Method 3. This method is invoked using the argument CLUSTAL_DNA=filename or CLUSTAL_AA=filename, where filename can be stdout, and otherwise must have the extension ".tar". It does not generate a tree, but instead generates a CLUSTALW alignment for each clonotype (using either bases or amino acids), with one sequence for each exact subclonotype. This sequence is the concatenation of the per-chain sequences, with the appropriate number of gap (-) characters shown if a chain is missing. As above, we recommend using the COMPLETE option to avoid this happening.
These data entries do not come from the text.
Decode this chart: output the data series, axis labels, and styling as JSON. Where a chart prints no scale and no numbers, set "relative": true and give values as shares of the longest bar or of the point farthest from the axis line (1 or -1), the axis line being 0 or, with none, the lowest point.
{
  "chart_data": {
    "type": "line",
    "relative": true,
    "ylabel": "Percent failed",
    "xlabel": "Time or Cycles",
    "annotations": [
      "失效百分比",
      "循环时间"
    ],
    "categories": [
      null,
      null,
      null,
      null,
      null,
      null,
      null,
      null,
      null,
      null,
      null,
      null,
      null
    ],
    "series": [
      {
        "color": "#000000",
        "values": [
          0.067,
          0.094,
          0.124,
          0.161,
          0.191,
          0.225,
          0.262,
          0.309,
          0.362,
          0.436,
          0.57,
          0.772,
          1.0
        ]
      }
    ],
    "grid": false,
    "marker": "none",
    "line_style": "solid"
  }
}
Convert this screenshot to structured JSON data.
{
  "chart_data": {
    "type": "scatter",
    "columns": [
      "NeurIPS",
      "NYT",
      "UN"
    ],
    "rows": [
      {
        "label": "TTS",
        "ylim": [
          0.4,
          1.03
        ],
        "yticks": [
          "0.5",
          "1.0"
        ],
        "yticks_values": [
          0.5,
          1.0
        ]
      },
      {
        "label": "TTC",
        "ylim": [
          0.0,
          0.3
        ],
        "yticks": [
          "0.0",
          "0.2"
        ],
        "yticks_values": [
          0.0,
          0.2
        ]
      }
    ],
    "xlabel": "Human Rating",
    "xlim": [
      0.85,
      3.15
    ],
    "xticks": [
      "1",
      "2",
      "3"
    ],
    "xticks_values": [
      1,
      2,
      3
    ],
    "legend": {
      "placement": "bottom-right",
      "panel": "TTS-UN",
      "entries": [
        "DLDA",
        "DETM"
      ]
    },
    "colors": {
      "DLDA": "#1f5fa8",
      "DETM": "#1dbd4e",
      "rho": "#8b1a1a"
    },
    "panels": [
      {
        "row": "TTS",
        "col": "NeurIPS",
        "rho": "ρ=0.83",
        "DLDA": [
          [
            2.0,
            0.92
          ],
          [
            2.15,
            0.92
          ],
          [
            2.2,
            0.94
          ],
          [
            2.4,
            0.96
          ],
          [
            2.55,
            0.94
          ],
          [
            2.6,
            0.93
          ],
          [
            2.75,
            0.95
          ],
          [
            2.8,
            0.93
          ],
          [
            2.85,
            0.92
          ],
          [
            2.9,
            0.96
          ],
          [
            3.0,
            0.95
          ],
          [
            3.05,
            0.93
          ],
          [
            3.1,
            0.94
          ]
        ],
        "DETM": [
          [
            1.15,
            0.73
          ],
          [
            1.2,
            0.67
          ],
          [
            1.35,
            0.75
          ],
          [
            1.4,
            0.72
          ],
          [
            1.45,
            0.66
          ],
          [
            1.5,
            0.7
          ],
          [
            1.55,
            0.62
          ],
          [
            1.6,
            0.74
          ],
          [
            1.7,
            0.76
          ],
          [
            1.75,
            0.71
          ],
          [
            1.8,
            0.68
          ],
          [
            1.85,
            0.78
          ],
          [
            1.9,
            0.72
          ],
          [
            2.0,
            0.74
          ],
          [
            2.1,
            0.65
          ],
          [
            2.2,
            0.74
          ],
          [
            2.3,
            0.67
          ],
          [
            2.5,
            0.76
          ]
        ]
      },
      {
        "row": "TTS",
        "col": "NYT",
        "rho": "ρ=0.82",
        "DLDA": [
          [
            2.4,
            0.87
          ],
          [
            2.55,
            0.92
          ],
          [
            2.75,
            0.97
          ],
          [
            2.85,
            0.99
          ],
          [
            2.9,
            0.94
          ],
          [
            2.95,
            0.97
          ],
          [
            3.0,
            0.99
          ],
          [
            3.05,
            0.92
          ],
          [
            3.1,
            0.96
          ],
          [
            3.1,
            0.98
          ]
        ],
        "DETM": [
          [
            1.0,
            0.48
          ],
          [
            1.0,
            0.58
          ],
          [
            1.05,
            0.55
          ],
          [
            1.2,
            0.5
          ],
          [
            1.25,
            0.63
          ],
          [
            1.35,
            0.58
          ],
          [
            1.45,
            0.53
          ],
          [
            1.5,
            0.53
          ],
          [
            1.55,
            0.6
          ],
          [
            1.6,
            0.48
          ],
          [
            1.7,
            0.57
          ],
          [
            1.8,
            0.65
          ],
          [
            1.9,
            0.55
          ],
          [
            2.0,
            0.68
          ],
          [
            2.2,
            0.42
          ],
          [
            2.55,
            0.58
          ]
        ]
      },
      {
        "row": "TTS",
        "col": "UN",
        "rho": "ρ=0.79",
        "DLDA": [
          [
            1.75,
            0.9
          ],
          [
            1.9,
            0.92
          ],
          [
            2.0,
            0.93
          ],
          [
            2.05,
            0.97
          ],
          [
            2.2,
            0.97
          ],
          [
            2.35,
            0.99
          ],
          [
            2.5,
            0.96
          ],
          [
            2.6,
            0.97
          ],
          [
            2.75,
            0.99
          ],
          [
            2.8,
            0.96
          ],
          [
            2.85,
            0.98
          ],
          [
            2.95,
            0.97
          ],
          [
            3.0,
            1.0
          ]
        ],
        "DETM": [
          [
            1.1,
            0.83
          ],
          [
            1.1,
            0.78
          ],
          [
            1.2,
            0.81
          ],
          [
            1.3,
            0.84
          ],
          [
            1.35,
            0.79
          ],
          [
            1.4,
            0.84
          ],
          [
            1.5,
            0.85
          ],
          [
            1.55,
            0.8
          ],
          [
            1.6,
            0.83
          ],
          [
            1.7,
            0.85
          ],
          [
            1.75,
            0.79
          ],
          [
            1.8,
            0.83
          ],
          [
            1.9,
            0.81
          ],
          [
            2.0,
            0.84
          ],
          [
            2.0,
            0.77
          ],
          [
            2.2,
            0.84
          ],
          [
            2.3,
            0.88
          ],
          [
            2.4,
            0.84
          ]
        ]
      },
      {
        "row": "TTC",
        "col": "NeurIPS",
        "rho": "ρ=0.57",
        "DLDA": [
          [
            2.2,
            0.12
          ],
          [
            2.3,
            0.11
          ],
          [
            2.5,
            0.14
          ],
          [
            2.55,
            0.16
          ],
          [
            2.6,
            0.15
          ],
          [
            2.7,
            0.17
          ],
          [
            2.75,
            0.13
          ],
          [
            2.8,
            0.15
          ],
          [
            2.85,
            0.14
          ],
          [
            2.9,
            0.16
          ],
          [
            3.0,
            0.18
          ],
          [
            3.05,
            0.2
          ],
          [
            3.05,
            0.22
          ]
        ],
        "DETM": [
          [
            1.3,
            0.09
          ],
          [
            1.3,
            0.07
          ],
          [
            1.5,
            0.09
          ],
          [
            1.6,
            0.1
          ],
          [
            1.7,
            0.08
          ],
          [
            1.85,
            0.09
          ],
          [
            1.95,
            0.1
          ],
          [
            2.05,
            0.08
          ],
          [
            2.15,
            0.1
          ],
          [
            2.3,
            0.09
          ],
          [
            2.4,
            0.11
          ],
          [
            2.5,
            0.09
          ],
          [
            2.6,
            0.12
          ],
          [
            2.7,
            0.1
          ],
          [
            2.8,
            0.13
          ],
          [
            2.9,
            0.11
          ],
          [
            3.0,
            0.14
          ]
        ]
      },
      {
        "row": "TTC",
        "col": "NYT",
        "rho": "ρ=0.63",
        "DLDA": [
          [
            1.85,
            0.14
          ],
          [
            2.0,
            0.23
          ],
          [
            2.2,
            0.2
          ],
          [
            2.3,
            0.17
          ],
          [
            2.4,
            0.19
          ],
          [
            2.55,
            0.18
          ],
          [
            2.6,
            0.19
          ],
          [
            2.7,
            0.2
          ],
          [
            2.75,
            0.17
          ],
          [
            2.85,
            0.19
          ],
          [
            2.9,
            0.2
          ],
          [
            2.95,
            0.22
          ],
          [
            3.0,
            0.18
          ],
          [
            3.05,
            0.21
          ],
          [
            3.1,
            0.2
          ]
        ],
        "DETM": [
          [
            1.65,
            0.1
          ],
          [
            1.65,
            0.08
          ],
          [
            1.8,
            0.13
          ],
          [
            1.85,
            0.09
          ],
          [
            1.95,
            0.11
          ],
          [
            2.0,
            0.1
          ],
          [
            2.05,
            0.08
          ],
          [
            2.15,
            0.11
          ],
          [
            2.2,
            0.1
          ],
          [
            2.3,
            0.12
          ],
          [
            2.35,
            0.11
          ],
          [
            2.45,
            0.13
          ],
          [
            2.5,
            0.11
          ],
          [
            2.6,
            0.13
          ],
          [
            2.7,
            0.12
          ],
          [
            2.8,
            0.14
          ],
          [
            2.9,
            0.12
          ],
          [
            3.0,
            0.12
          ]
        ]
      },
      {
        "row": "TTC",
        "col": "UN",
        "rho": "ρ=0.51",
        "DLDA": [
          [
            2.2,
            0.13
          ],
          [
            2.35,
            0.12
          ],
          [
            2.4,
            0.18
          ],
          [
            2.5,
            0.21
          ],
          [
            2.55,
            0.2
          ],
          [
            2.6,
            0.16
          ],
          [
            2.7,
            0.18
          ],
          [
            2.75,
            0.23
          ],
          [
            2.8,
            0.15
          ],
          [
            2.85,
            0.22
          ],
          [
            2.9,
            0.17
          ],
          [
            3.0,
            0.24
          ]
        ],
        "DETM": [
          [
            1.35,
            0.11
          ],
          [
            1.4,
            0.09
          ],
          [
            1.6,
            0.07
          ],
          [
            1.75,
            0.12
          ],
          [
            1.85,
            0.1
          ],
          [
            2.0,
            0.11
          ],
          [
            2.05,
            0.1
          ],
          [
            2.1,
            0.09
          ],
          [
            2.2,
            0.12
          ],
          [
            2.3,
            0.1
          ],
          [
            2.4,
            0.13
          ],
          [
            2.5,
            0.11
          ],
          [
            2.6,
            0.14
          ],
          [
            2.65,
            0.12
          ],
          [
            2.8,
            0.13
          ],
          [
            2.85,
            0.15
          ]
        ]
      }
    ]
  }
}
If filename is stdout, then the alignments are printed out after each clonotype picture. Otherwise, a tar file is generated, which if untarred yields one file per clonotype. To avoid confusion, it would be best for filename to have the suffix .tar. We also recommend using MIN_CELLS=... or some other argument to restrict the number of files that would be generated upon untarring.

This method can be used to provide input to another program that will generate a tree.


Method 4. This method is invoked using the argument PHYLIP_DNA=filename or PHYLIP_AA=filename, and is just like method 3, except for the output format.